Companies amass a ton of information about their customers’ behaviors, preferences, and interests through data that’s gathered from customer interactions in various channels.
Whether a customer is browsing a company’s product pages to gather information about a product or she engages in a chat discussion with an agent about a service issue, companies can use this information with analytics to gain a richer understanding of each customer and to better tailor offers, messaging, services, and products for them.
Companies can make clever use of historical transaction data and recent behavioral information to provide customers with proactive communications that are personalized and relevant, as Don Keane notes in a recent blog post for Business2Community.
Amazon is famous for doing this. Let’s say an Amazon customer places an order for a Stephen King book he has previously purchased from the e-tailer. Drawing off the customer’s purchasing history, Amazon detects that fact and then sends the customer an alert, asking if he really means to purchase the same book.
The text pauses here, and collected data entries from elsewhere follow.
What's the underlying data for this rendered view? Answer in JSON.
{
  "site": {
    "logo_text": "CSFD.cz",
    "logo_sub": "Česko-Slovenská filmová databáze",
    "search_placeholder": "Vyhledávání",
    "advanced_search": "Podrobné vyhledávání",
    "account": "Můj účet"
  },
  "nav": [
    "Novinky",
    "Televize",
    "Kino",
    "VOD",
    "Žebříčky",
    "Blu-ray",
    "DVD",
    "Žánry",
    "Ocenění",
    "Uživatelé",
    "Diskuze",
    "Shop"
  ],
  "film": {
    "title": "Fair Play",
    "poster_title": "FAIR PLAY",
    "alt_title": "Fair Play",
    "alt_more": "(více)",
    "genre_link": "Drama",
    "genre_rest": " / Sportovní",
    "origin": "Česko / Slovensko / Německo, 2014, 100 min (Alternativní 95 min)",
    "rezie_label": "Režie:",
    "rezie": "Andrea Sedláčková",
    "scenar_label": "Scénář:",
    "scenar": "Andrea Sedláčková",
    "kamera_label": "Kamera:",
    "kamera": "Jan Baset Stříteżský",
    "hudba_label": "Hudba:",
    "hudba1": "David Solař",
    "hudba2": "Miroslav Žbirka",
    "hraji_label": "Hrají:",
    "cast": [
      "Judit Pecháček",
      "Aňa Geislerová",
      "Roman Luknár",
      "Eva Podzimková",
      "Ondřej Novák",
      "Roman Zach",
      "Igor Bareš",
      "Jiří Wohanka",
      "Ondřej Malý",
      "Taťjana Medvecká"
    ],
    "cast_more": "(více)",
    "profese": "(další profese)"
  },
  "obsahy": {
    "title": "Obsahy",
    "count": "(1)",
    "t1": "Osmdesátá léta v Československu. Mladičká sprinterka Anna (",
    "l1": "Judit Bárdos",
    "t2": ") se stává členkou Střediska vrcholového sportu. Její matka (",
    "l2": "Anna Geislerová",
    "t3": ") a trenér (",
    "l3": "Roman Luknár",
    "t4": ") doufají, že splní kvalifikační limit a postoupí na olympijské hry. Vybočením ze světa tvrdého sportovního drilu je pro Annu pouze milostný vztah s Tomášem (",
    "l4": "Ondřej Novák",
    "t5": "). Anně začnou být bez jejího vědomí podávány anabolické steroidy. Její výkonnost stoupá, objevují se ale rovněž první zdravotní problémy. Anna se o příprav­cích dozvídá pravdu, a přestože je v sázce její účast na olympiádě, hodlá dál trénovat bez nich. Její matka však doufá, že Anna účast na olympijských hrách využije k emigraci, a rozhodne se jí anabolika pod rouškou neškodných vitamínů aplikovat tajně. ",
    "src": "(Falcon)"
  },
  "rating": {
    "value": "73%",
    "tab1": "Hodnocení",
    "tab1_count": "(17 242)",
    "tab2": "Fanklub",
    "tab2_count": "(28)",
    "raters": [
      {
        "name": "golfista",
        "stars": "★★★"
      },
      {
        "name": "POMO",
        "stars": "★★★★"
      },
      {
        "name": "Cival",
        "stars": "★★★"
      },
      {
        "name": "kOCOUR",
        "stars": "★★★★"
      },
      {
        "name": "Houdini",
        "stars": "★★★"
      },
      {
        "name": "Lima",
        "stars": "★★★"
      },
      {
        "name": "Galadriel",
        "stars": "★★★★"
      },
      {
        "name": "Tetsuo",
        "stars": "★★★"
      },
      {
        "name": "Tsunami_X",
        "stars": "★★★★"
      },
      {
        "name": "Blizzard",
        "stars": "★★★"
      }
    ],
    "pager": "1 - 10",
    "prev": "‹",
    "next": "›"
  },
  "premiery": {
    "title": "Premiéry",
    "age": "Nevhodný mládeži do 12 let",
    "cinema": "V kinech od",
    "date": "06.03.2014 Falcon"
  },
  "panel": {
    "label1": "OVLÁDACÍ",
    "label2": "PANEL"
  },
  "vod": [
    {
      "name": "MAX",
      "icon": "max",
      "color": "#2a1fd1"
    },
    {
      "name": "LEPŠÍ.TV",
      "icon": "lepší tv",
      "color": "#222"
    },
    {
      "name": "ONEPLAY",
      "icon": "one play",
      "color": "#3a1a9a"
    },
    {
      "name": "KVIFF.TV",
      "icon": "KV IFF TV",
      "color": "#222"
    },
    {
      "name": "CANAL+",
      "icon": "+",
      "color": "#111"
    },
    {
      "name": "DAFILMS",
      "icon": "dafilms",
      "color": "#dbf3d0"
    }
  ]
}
By looking out for their customers’ best interests, Amazon and other companies that use analytics to provide customers with personalized, proactive communications stand to strengthen their customers’ trust and reinforce their loyalty.
There are numerous ways that companies can use customer data and data analysis to provide customers with relevant and personalized messaging and experiences.
If a customer orders a 55” big screen TV online from an electronics retailer, the retailer could analyze the customer’s previous purchasing history and send the customer an offer for a package of related components such as a TV stand, home theater seating, speakers, etc.
Maybe the customer has already purchased some or all of these items from another retailer or maybe the customer just isn’t interested in them. Still, the retailer stands a better chance of cross-selling at least some of the equipment to the customer based on the relevance and timeliness of the offer.
Contact center interactions conducted through various channels (voice, chat, email, social, mobile) also give companies a lot of information about consumer channel usage, preferences, and behavioral insights they can use to craft personalized support experiences for customers, especially high-value clients.
Relationship managers and other decision makers for a regional bank could use analytics to determine exactly when a high-value customer uses the bank’s interactive voice response system to check account balances.
The bank could use this information to offer to push account balance updates to the customer through SMS alerts to his mobile device or via email during those times.
By customizing this service for the customer and by offering the service proactively, the bank demonstrates its understanding of what the customer wants while making it easier for him to access the information he needs.